En tant que démocrate et féministe maghrébine, quelle est votre appréhension par rapport aux questions des droits des femmes dans la perspective de la Tunisie de demain?
Mon appréhension est qu’après l’euphorie de la révolution, du changement, du départ de Ben Ali et avec l’arrivée du fondamentalisme religieux, les femmes n’arrivent pas à maintenir leur acquis du à ce que l’on appelle « le féminisme étatique ». L’histoire de la Tunisie en matière des droits des femmes démontre que c’est grâce a Bourguiba que les droits des femmes ont été inscrits dans le code du statut personnel, grâce à Bourguiba qui avait un projet de société qu’il a d’ailleurs réalisé en inscrivant les droits des femmes au même titre que ceux des hommes.
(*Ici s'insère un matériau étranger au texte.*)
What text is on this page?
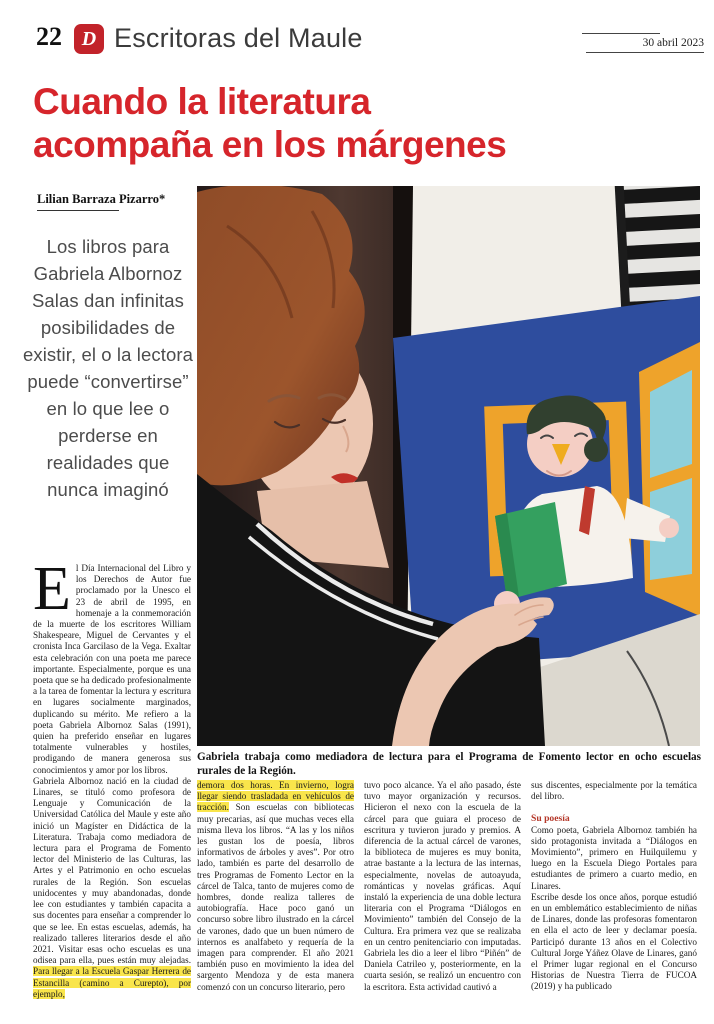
22 D Escritoras del Maule	30 abril 2023
Cuando la literatura
acompaña en los márgenes
Lilian Barraza Pizarro*
Los libros para Gabriela Albornoz Salas dan infinitas posibilidades de existir, el o la lectora puede “convertirse” en lo que lee o perderse en realidades que nunca imaginó
Gabriela trabaja como mediadora de lectura para el Programa de Fomento lector en ocho escuelas rurales de la Región.

El Día Internacional del Libro y los Derechos de Autor fue proclamado por la Unesco el 23 de abril de 1995, en homenaje a la conmemoración de la muerte de los escritores William Shakespeare, Miguel de Cervantes y el cronista Inca Garcilaso de la Vega. Exaltar esta celebración con una poeta me parece importante. Especialmente, porque es una poeta que se ha dedicado profesionalmente a la tarea de fomentar la lectura y escritura en lugares socialmente marginados, duplicando su mérito. Me refiero a la poeta Gabriela Albornoz Salas (1991), quien ha preferido enseñar en lugares totalmente vulnerables y hostiles, prodigando de manera generosa sus conocimientos y amor por los libros.

Gabriela Albornoz nació en la ciudad de Linares, se tituló como profesora de Lenguaje y Comunicación de la Universidad Católica del Maule y este año inició un Magíster en Didáctica de la Literatura. Trabaja como mediadora de lectura para el Programa de Fomento lector del Ministerio de las Culturas, las Artes y el Patrimonio en ocho escuelas rurales de la Región. Son escuelas unidocentes y muy abandonadas, donde lee con estudiantes y también capacita a sus docentes para enseñar a comprender lo que se lee. En estas escuelas, además, ha realizado talleres literarios desde el año 2021. Visitar esas ocho escuelas es una odisea para ella, pues están muy alejadas. Para llegar a la Escuela Gaspar Herrera de Estancilla (camino a Curepto), por ejemplo,

demora dos horas. En invierno, logra llegar siendo trasladada en vehículos de tracción. Son escuelas con bibliotecas muy precarias, así que muchas veces ella misma lleva los libros. “A las y los niños les gustan los de poesía, libros informativos de árboles y aves”. Por otro lado, también es parte del desarrollo de tres Programas de Fomento Lector en la cárcel de Talca, tanto de mujeres como de hombres, donde realiza talleres de autobiografía. Hace poco ganó un concurso sobre libro ilustrado en la cárcel de varones, dado que un buen número de internos es analfabeto y requería de la imagen para comprender. El año 2021 también puso en movimiento la idea del sargento Mendoza y de esta manera comenzó con un concurso literario, pero

tuvo poco alcance. Ya el año pasado, éste tuvo mayor organización y recursos. Hicieron el nexo con la escuela de la cárcel para que guiara el proceso de escritura y tuvieron jurado y premios. A diferencia de la actual cárcel de varones, la biblioteca de mujeres es muy bonita, atrae bastante a la lectura de las internas, especialmente, novelas de autoayuda, románticas y novelas gráficas. Aquí instaló la experiencia de una doble lectura literaria con el Programa “Diálogos en Movimiento” también del Consejo de la Cultura. Era primera vez que se realizaba en un centro penitenciario con imputadas. Gabriela les dio a leer el libro “Piñén” de Daniela Catrileo y, posteriormente, en la cuarta sesión, se realizó un encuentro con la escritora. Esta actividad cautivó a

sus discentes, especialmente por la temática del libro.

Su poesía

Como poeta, Gabriela Albornoz también ha sido protagonista invitada a “Diálogos en Movimiento”, primero en Huilquilemu y luego en la Escuela Diego Portales para estudiantes de primero a cuarto medio, en Linares.

Escribe desde los once años, porque estudió en un emblemático establecimiento de niñas de Linares, donde las profesoras fomentaron en ella el acto de leer y declamar poesía. Participó durante 13 años en el Colectivo Cultural Jorge Yáñez Olave de Linares, ganó el Primer lugar regional en el Concurso Historias de Nuestra Tierra de FUCOA (2019) y ha publicado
Le régime de Ben Ali a continué à attribuer des droits aux femmes, à améliorer le code du statut personnel, fond de garantie, nationalité aux enfants d’une mère tunisienne, criminalisation de la violence conjugale. Pourquoi doivent- elles être prudentes, eh bien, c’est parce que les partis islamistes ont été légalisés, c’est parce leur préoccupation est de revoir le code du statut personnel tunisien, particulièrement le parti Nahda qui a un double discours, l’un pour l’étranger, « le code du statut personnel ne sera pas révisé, l’autre pour l’auditoire tunisien, « les femmes tunisiennes ont trop de droits ». En fait que veulent changer les islamistes du code de la famille ? C’est rendre légale la polygamie, interdire l’adoption plénière, revoir les règles du divorce, et pourquoi pas réintroduire la tutelle matrimoniale. Ce sont là les points qui fâchent dans une société musulmane, points que les islamistes peuvent retoucher si les tunisiennes ne sont pas vigilantes. Elles doivent d’ailleurs s’impliquer davantage dans les nouveaux rouages de la révolution, elles ne doivent pas refuser les postes qu’on leur propose car c’est de cette manière que l’on s’exclut.
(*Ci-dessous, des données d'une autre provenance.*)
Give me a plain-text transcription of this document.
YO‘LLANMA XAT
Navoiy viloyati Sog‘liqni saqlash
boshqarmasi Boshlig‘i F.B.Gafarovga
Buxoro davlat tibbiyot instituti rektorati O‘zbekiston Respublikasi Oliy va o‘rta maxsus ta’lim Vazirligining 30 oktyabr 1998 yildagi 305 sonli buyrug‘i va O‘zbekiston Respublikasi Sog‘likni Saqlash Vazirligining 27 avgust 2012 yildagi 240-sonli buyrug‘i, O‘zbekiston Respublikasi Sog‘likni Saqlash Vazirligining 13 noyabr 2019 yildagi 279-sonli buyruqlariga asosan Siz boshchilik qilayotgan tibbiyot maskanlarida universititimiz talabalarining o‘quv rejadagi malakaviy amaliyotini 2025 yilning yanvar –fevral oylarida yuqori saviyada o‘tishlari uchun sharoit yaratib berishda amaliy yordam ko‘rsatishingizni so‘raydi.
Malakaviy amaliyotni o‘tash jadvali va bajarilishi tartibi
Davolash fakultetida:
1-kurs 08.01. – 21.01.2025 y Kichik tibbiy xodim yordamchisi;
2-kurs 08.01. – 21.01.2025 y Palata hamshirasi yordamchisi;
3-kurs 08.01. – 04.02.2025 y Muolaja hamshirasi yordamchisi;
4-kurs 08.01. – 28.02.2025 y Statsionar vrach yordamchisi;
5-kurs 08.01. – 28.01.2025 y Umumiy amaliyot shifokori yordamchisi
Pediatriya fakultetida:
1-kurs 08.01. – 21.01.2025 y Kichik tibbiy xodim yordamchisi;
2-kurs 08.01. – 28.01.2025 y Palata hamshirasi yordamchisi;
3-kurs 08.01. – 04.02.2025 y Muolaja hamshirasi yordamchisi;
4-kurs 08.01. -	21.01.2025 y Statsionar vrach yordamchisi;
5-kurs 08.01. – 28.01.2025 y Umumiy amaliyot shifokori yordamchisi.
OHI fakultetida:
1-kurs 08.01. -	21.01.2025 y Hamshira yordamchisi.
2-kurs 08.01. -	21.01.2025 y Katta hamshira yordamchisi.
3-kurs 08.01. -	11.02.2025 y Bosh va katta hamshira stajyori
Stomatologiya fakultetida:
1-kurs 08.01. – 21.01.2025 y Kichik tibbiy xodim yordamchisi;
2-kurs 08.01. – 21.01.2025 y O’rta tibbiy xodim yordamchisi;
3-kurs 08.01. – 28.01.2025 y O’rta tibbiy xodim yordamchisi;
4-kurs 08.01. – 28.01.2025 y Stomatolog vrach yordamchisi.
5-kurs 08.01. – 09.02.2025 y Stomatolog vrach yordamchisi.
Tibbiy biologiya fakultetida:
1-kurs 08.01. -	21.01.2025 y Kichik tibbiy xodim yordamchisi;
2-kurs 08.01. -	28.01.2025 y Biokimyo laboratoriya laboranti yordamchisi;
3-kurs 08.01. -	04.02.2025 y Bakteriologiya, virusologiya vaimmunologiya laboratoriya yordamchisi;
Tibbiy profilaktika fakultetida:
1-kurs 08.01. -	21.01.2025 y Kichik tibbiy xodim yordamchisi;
– Quelle en sera, à votre avis, l’impact de cet aspect sur les libertés féminines dans tout le Maghreb et pour les algériennes plus particulièrement ?
Il y aura certainement une accélération sur les libertés féminines au Maghreb et particulièrement en Algérie si les femmes s’impliquent davantage. Il ne faut pas s’attendre à ce que l’on nous donne il faut s’imposer en tant qu’individu et sujet de droit. Les libertés s’arrachent, elles ne se donnent pas. Quand l’opportunité se présente Il faut occuper les postes de décision pour changer les rapports de force. Quand l’engagement est clair Il faut s’investir dans le politique également, (élection locale et nationale).